Second, I thought Vlasic put too much blame on the union. I noticed another reviewer thought Vlasic championed the union, but I don't agree. Certainly it was legacy costs and healthcare benefits that were impacting the Big Three -- but how did the Big Three get to that position in the first place in which they had to foot the billions to fund healthcare benefits for retirees AND their families? One can point the finger at Ron Gettelfinger (who headed the UAW) and talk about the tough stance he had to take, but ultimately, if the Big Three had taken the stance some years ago NOT to continue funding those benefits, things might have been different. Vlasic implies the union was unwilling to bend at all. I agree that the union was a little too rigid in its stance, but blaming the entire fiasco on legacy costs is pretty one-sided.
These flaws were fairly large in my mind, which is too bad. I thought the book itself shed a lot of light as to why the U.S. auto industry struggled so much and why it ended up failing.
What you might also like about this book is that not only does Vlasic interview the top players and CEOs within the companies but he also interviews blue collar line workers to get and show their perspective on what was going during this major shake up in the American auto industry. What you receive is a well-rounded picture of what happened during this time in history.
The thing I liked the most about this book is that it is a professionally written book and is written like a story or a fly on the wall during the fall and resurrection of the Auto Industry. So many books I have read on the subject are just one person pontificating on his opinion of what happened. What Vlasic does is he tries to give a complete and unbiased account of what happened.

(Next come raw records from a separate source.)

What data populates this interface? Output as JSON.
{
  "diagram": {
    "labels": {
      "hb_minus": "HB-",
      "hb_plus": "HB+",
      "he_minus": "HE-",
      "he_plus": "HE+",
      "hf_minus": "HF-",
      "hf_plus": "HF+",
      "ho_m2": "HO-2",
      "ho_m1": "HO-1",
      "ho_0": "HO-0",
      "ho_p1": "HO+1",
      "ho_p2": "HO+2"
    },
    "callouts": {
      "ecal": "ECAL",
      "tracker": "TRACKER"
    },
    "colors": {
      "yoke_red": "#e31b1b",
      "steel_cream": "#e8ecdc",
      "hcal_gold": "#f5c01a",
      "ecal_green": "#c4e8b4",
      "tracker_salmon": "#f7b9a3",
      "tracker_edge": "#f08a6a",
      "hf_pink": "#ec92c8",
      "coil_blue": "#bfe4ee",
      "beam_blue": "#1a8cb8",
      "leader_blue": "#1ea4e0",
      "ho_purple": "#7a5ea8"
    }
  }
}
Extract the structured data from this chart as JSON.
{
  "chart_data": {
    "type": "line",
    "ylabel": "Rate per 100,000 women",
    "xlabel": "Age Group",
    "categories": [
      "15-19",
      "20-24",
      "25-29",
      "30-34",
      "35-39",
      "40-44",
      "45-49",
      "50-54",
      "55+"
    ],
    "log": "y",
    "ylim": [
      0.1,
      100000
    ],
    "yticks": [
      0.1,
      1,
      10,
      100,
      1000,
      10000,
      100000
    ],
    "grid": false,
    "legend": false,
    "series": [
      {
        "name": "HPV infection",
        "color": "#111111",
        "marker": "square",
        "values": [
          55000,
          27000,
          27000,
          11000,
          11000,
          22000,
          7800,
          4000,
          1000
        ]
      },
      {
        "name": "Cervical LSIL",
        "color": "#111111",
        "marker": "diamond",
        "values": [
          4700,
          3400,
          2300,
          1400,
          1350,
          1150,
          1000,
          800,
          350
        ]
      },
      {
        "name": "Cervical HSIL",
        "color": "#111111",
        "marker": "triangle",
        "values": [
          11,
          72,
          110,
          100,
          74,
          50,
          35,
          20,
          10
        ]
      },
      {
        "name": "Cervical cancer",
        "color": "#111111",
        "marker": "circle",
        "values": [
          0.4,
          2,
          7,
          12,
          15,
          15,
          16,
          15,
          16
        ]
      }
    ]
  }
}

Some have stated that Vlasic is too pro-Ford, or too pro-Mulally. While this might be the case, Vlasic accurately shows how Ford avoided bankruptcy by betting the farm including all their assets and even the Ford logo to secure additional financing that was able to stave off bankruptcy. Of course this made Ford look like the smartest team in the room, but not even they could have predicted such a sour turn of events would happen during the Great Recession of 2008. So, yes, I agree that the book is pro-Ford and pro-Mulally, but I think Vlasic is giving credit where credit is due and that the praise is well-deserved.